Il soutient qu’il a été régularisé par l’administration française le 25 juin 2021 en tant qu’étranger malade, qu’il lui a été répondu que son statut d’étranger malade ne lui permettait pas d’obtenir l’échange de son permis de conduire, qu’il a changé de statut en décembre 2024 valant résidence normale en France.
Par un mémoire en défense, enregistré le 10 juillet 2025, le préfet de la Loire-Atlantique conclut au rejet de la requête.
Il soutient que la requête est irrecevable et que le requérant a déposé sa demande d’échange de son permis de conduire tunisien plus d’un an après sa résidence habituelle en France.
Vu les autres pièces du dossier.
Vu :
- le code de la route ;
- l’arrêté interministériel du 12 janvier 2012 fixant les conditions de reconnaissance et d’échange des permis de conduire délivrés par les Etats n’appartenant ni à l’Union européenne, ni à l’Espace économique européen ;
- le code de justice administrative.
Le président du tribunal a désigné M. Delandre en application de l’article R. 222-13 du code de justice administrative.

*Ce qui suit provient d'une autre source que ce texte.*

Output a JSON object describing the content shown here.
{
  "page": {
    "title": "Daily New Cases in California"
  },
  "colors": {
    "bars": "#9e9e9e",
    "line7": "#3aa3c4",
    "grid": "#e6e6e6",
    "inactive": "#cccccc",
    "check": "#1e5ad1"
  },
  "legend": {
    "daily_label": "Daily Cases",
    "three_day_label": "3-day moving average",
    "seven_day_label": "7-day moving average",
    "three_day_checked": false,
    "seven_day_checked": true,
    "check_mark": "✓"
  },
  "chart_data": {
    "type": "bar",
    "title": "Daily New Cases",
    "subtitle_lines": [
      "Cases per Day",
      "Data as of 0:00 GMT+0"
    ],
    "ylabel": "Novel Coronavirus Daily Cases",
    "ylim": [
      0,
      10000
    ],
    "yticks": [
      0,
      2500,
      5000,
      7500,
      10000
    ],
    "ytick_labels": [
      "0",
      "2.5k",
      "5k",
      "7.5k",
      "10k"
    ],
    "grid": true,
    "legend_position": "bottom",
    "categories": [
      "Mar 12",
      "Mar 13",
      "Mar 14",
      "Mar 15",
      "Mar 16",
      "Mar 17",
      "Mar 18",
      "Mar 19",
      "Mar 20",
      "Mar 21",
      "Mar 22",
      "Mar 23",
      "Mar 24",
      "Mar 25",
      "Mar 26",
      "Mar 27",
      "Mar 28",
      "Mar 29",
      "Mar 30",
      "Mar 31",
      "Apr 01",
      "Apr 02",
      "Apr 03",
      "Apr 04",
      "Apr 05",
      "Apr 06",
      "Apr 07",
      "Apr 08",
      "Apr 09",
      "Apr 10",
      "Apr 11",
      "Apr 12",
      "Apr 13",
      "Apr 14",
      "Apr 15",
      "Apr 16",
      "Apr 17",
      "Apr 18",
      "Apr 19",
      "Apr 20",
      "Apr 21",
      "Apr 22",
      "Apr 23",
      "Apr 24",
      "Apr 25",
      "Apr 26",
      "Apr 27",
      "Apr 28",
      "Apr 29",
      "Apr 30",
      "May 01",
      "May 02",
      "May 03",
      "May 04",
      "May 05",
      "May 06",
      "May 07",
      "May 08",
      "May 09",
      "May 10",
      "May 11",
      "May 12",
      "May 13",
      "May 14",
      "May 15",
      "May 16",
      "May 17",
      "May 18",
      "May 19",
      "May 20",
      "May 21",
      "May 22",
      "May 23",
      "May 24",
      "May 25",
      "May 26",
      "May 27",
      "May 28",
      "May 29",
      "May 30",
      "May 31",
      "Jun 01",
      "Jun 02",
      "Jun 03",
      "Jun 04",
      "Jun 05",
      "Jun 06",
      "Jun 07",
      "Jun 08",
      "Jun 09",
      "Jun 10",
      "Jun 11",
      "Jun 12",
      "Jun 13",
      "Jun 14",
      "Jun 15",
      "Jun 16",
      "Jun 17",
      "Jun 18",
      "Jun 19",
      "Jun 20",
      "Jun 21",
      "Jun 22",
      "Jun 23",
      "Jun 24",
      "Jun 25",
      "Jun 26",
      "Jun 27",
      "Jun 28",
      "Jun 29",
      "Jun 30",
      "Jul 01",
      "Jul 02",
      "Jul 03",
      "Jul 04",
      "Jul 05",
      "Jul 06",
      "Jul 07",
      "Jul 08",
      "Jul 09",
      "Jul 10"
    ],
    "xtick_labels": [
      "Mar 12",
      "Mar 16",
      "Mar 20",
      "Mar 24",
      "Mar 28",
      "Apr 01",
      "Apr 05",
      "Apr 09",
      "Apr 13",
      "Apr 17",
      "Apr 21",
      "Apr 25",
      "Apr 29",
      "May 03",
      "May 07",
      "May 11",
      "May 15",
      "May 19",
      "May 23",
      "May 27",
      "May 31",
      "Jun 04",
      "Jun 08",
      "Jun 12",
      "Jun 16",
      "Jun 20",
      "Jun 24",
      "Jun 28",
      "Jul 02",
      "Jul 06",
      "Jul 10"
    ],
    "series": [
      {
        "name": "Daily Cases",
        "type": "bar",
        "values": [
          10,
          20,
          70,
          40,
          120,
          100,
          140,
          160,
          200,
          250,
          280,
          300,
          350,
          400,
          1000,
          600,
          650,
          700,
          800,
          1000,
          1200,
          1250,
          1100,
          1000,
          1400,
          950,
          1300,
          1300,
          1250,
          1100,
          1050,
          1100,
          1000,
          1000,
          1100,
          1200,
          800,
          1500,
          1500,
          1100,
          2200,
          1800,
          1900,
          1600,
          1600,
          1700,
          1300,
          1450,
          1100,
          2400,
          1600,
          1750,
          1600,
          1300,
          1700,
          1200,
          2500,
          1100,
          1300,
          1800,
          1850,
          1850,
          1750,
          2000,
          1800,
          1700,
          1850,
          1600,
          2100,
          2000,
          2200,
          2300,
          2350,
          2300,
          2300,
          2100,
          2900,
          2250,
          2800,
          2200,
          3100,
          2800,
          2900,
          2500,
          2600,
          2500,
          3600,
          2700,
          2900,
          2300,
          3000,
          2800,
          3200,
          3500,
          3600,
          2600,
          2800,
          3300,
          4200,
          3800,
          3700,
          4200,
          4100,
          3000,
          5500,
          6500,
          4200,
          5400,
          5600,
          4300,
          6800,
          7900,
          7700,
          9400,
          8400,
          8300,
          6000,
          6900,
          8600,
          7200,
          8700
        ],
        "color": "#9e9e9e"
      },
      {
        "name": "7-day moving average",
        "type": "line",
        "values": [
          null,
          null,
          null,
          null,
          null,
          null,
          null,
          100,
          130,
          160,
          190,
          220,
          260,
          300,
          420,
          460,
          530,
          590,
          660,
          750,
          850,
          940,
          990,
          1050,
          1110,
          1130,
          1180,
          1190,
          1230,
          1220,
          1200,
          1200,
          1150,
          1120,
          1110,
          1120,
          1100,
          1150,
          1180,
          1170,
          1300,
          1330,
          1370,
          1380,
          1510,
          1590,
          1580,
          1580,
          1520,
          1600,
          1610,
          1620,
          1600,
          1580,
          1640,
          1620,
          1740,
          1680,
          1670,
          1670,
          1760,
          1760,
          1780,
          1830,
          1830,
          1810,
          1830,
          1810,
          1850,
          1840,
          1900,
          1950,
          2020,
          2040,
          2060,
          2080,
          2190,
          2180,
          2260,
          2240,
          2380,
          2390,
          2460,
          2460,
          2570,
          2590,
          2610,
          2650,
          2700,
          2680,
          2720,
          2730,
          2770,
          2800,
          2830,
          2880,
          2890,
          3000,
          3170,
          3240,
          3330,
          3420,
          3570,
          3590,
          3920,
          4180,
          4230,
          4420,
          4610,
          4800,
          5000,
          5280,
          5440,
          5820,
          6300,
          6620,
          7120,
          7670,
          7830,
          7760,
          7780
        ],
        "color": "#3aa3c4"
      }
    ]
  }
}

Le magistrat désigné a dispensé le rapporteur public, sur sa proposition, de prononcer des conclusions à l’audience.
Les parties ont été régulièrement averties du jour de l’audience.
Le rapport de M. Delandre, magistrat désigné, a été entendu au cours de l’audience publique.
Les parties n’étaient pas présentes, ni représentées.
Considérant ce qui suit :
1. Il ressort des pièces du dossier que M. B…, ressortissant tunisien, a demandé le 21 octobre 2024 auprès des services du CERT de Nantes, l’échange de son permis de conduire n° 21/27/187 délivré le 5 avril 2021 par les autorités tunisiennes contre un permis de conduire français. Par une décision en date du 10 janvier 2025, le préfet de la Loire-Atlantique a rejeté sa demande au motif qu’il avait obtenu un premier titre de séjour le 25 juin 2021 valable du 10 juin 2021 au 18 mars 2022 et que sa demande d’échange avait été déposée le 21 octobre 2024, soit plus d’un après l’acquisition de sa résidence normale en France et qu’elle était donc tardive. M. B… demande l’annulation de la décision du 10 janvier 2025.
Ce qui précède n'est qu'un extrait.